The $S&P 500(.SPX)$ fell 1.61% on Wednesday, closing at 5844.61 points; after breaking the 200-day moving average at 5812.34, the 120-day moving average at 5767.01 also encountered challenges, and the first gap below also needs to be filled healthily. If the 50-day moving average is broken, it is very likely that the gap below 5378 points will also need to be filled.
$NASDAQ(.IXIC)$ There are also two gaps below, and the Fibonacci exponential series fluctuates between 0.618 and 0.786. Continue to observe the support, otherwise there will be great pressure to fill the down gap.
$Dow Jones(.DJI)$may lose the 0.618 interval point of the Fibonacci sequence, and there needs to be support at the 0.5 position. Otherwise, there will be a more declines.
Users can follow inverse ETFs and volatility long ETFs of related indices:
Inverse ETFs of the S&P 500 Index:
$ProShares Short S&P 500(SH)$ provides the inverse return of the S&P 500 Index, that is, when the S&P 500 Index falls, the price of this ETF rises.
$ProShares UltraShort S&P500(SDS)$ : Provides twice the inverse return of the S&P 500 Index.
$ProShares UltraPro Short S&P 500(SPXU)$ : Provides three times the inverse return of the S&P 500 Index.
$Direxion Daily S&P 500 Bear 3X Shares(SPXS)$ : Provides three times the inverse return of the S&P 500 Index.

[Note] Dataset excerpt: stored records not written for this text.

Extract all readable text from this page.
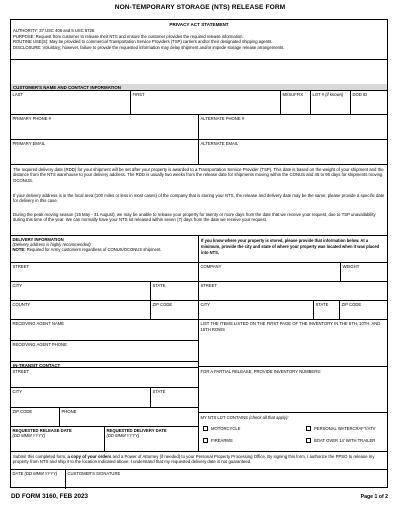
NON-TEMPORARY STORAGE (NTS) RELEASE FORM
PRIVACY ACT STATEMENT
AUTHORITY: 37 USC 406 and 5 USC 5726.
PURPOSE: Request from customer to release their NTS and ensure the customer provides the required release information.
ROUTINE USE(S): May be provided to commercial Transportation Service Providers (TSP) carriers and/or their designated shipping agents.
DISCLOSURE: Voluntary; however, failure to provide the requested information may delay shipment and/or impede storage release arrangements.
CUSTOMER'S NAME AND CONTACT INFORMATION
LAST	FIRST	MI/SUFFIX	LOT # (if known)	DOD ID
PRIMARY PHONE #	ALTERNATE PHONE #
PRIMARY EMAIL	ALTERNATE EMAIL
The required delivery date (RDD) for your shipment will be set after your property is awarded to a Transportation Service Provider (TSP). This date is based on the weight of your shipment and the distance from the NTS warehouse to your delivery address. The RDD is usually two weeks from the release date for shipments moving within the CONUS and 45 to 90 days for shipments moving OCONUS.
If your delivery address is in the local area (100 miles or less in most cases) of the company that is storing your NTS, the release and delivery date may be the same; please provide a specific date for delivery in this case.
During the peak moving season (15 May - 31 August), we may be unable to release your property for twenty or more days from the date that we receive your request, due to TSP unavailability during this time of the year. We can normally have your NTS lot released within seven (7) days from the date we receive your request.
DELIVERY INFORMATION
(Delivery address is highly recommended)
NOTE: Required for Army customers regardless of CONUS/OCONUS shipment.
If you know where your property is stored, please provide that information below. At a minimum, provide the city and state of where your property was located when it was placed into NTS.
STREET	COMPANY	WEIGHT
CITY	STATE	STREET
COUNTY	ZIP CODE	CITY	STATE	ZIP CODE
RECEIVING AGENT NAME
RECEIVING AGENT PHONE
LIST THE ITEMS LISTED ON THE FIRST PAGE OF THE INVENTORY IN THE 5TH, 10TH, AND 15TH ROWS
IN-TRANSIT CONTACT
STREET
CITY	STATE
ZIP CODE	PHONE
FOR A PARTIAL RELEASE, PROVIDE INVENTORY NUMBERS:
REQUESTED RELEASE DATE
(DD MMM YYYY)
REQUESTED DELIVERY DATE
(DD MMM YYYY)
MY NTS LOT CONTAINS (check all that apply):
MOTORCYCLE	PERSONAL WATERCRAFT/ATV
FIREARMS	BOAT OVER 14' WITH TRAILER
Submit this completed form, a copy of your orders and a Power of Attorney (if needed) to your Personal Property Processing Office. By signing this form, I authorize the PPSO to release my property from NTS and ship it to the location indicated above. I understand that my requested delivery date is not guaranteed.
DATE (DD MMM YYYY)	CUSTOMER'S SIGNATURE
DD FORM 3160, FEB 2023	Page 1 of 2
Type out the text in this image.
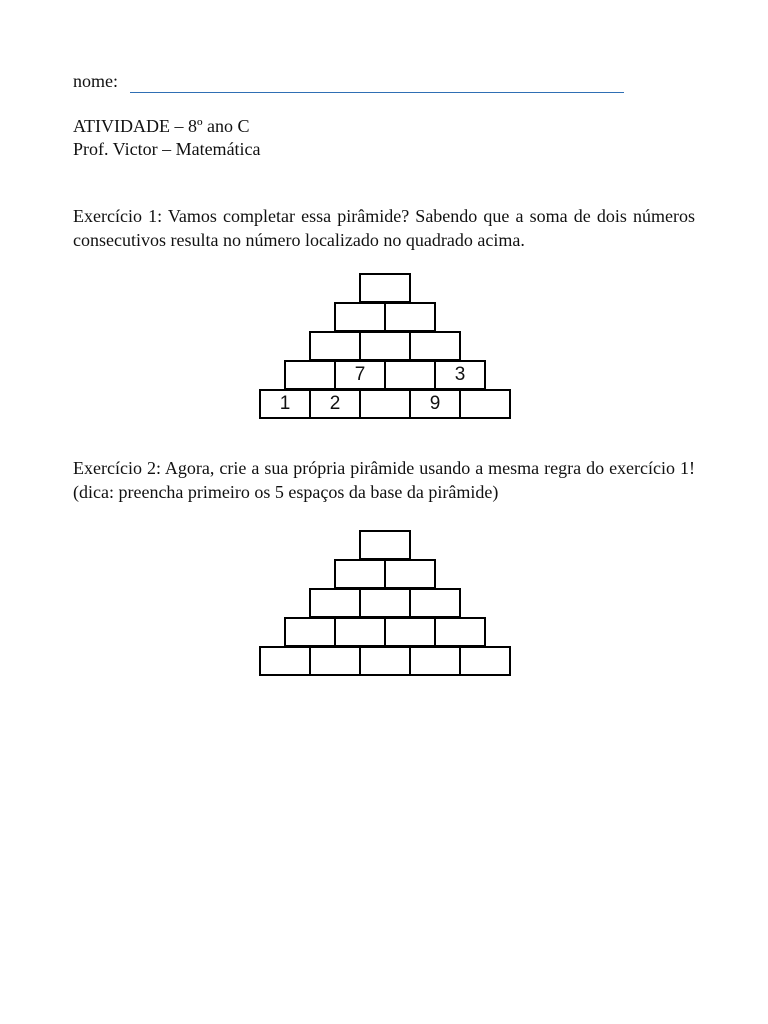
nome:
ATIVIDADE – 8º ano C
Prof. Victor – Matemática
Exercício 1: Vamos completar essa pirâmide? Sabendo que a soma de dois números consecutivos resulta no número localizado no quadrado acima.
7	3
1	2	9
Exercício 2: Agora, crie a sua própria pirâmide usando a mesma regra do exercício 1! (dica: preencha primeiro os 5 espaços da base da pirâmide)
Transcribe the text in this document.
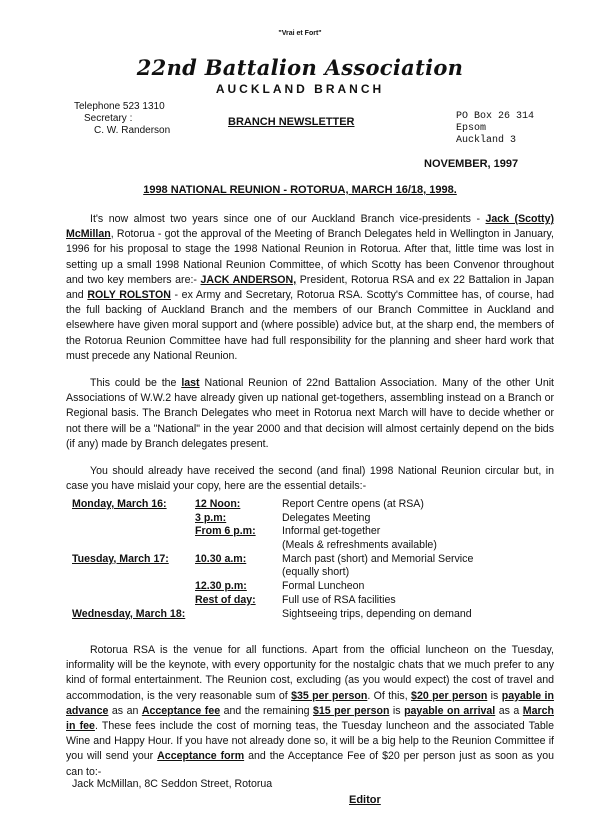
"Vrai et Fort"
22nd Battalion Association
AUCKLAND BRANCH
Telephone 523 1310
Secretary :
C. W. Randerson
BRANCH NEWSLETTER	PO Box 26 314
Epsom
Auckland 3
NOVEMBER, 1997
1998 NATIONAL REUNION - ROTORUA, MARCH 16/18, 1998.
It's now almost two years since one of our Auckland Branch vice-presidents - Jack (Scotty) McMillan, Rotorua - got the approval of the Meeting of Branch Delegates held in Wellington in January, 1996 for his proposal to stage the 1998 National Reunion in Rotorua. After that, little time was lost in setting up a small 1998 National Reunion Committee, of which Scotty has been Convenor throughout and two key members are:- JACK ANDERSON, President, Rotorua RSA and ex 22 Battalion in Japan and ROLY ROLSTON - ex Army and Secretary, Rotorua RSA. Scotty's Committee has, of course, had the full backing of Auckland Branch and the members of our Branch Committee in Auckland and elsewhere have given moral support and (where possible) advice but, at the sharp end, the members of the Rotorua Reunion Committee have had full responsibility for the planning and sheer hard work that must precede any National Reunion.
This could be the last National Reunion of 22nd Battalion Association. Many of the other Unit Associations of W.W.2 have already given up national get-togethers, assembling instead on a Branch or Regional basis. The Branch Delegates who meet in Rotorua next March will have to decide whether or not there will be a "National" in the year 2000 and that decision will almost certainly depend on the bids (if any) made by Branch delegates present.
You should already have received the second (and final) 1998 National Reunion circular but, in case you have mislaid your copy, here are the essential details:-
Monday, March 16:	12 Noon:	Report Centre opens (at RSA)
3 p.m:	Delegates Meeting
From 6 p.m: Informal get-together
(Meals & refreshments available)
Tuesday, March 17: 10.30 a.m:	March past (short) and Memorial Service
(equally short)
12.30 p.m:	Formal Luncheon
Rest of day: Full use of RSA facilities
Wednesday, March 18:	Sightseeing trips, depending on demand
Rotorua RSA is the venue for all functions. Apart from the official luncheon on the Tuesday, informality will be the keynote, with every opportunity for the nostalgic chats that we much prefer to any kind of formal entertainment. The Reunion cost, excluding (as you would expect) the cost of travel and accommodation, is the very reasonable sum of $35 per person. Of this, $20 per person is payable in advance as an Acceptance fee and the remaining $15 per person is payable on arrival as a March in fee. These fees include the cost of morning teas, the Tuesday luncheon and the associated Table Wine and Happy Hour. If you have not already done so, it will be a big help to the Reunion Committee if you will send your Acceptance form and the Acceptance Fee of $20 per person just as soon as you can to:-
Jack McMillan, 8C Seddon Street, Rotorua
Editor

Inverse ETFs of the Dow Jones Industrial Average:
Inverse ETFs of the Nasdaq 100 Index:
$ProShares Short QQQ(PSQ)$ seeks to deliver daily investment results that correspond to the inverse (-1x) of the daily performance of the Nasdaq-100 Index.
$ProShares UltraShort QQQ(QID)$ aims to provide daily investment results that correspond to -2x the daily performance of the Nasdaq-100 Index.
$ProShares UltraPro Short QQQ(SQQQ)$ is designed to deliver daily investment results that correspond to -3x the daily performance of the Nasdaq-100 Index.
At the same time, when the market falls, the fear index $Cboe Volatility Index(VIX)$ will rise, and related long ETFs can also be paid attention to
1x long VIX ETFs:
$iPath Series B S&P 500 VIX Short-Term Futures ETN(VXX)$ : The tracking target is the S&P 500 VIX Short-Term Futures Index, which mainly invests in indexes related to VIX short-term futures. The price usually rises when market volatility increases, which is suitable for short-term volatility trading.
$ProShares VIX Short-Term Futures ETF(VIXY)$ : Tracks the S&P 500 VIX Short-Term Futures Index and primarily holds VIX Short-Term Futures contracts, designed to provide exposure to short-term volatility associated with the VIX Index.
1.5x long VIX ETF
$ProShares Ultra VIX Short-Term Futures ETF(UVXY)$ : Provides 1.5x long exposure to the VIX Short-Term Index, meaning that for every 1% increase in the VIX Short-Term Index, UVXY will increase by 2%.
2x long VIX ETF
$2X Long VIX Futures ETF(UVIX)$ : Aims to seek daily investment results (net of fees and expenses) equivalent to twice the single-day performance of the Long VIX Futures Index.